Systemic lupus erythematosus (SLE) is a very complex disease where multiple immunological pathways can concur in inducing tissue damage. Cytokines are key mediators in this process and among them the role of interleukin (IL)-12 and the IL-23/Th17 axis has recently emerged. IL-12 and IL-23 have a heterodimeric structure with a common subunit, named p40. Although they share a partially common structure, their functions appear slightly different. Indeed, IL-12 is a key cytokine in inducing an efficient T helper 1 (Th1) response and in Th differentiation, while IL-23 plays a crucial role in chronic inflammation and Th17 cell activation, which results in IL-17 secretion.

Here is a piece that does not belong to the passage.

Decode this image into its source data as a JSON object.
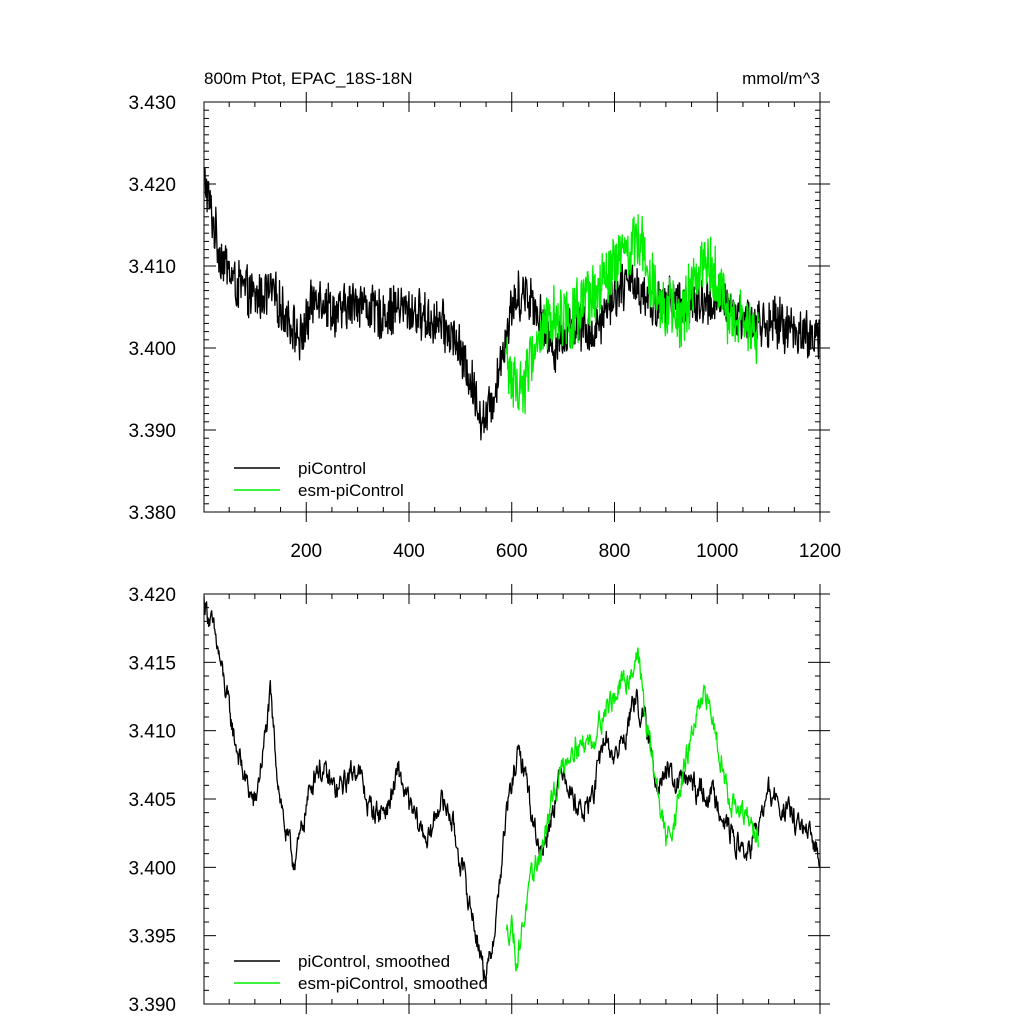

The increasing knowledge on the interaction between IL-12 and IL-23/Th17 axis in the development of autoimmune diseases has led to the identification of new therapeutic strategies targeting these immunological pathways. IL-23/Th17 axis has recently been suggested to be essential in developing lupus nephritis, both in mice and in humans. In keeping with these observations, ustekinumab, a fully human IgG1κ monoclonal antibody (mAb) directed towards p40 subunit, has been investigated in SLE. Promising data from a phase II randomized controlled trial in SLE patients suggest that this mAb might be a potential novel therapeutic strategy in SLE. In this review, we summarize the complex interaction between IL-12 and IL-23/Th17 axis in SLE with a special focus on drugs which affect this immune pathway. Impact statement Our article is focused on emerging pathogenetic pathways in systemic lupus erythematosus (SLE). Notably, IL-12 and IL-23 have been described as emerging cytokines in SLE pathogenesis. We know that IL-23 stimulates Th17 cells to produce IL-17. We try to point out the importance of IL-23/Th17 axis in SLE and to focus on the interaction between this axis and IL-12. Ustekinumab, a fully human IgG1κ monoclonal antibody directed towards the p40 shared subunit of IL-12 and IL-23, has been recently investigated in SLE, suggesting a potential novel therapeutic strategy in SLE. To our knowledge, there are no reviews which simultaneously focus on IL-12 an IL-23/Th17 axis in SLE. Thus, we believe our work will be of interest to the readers.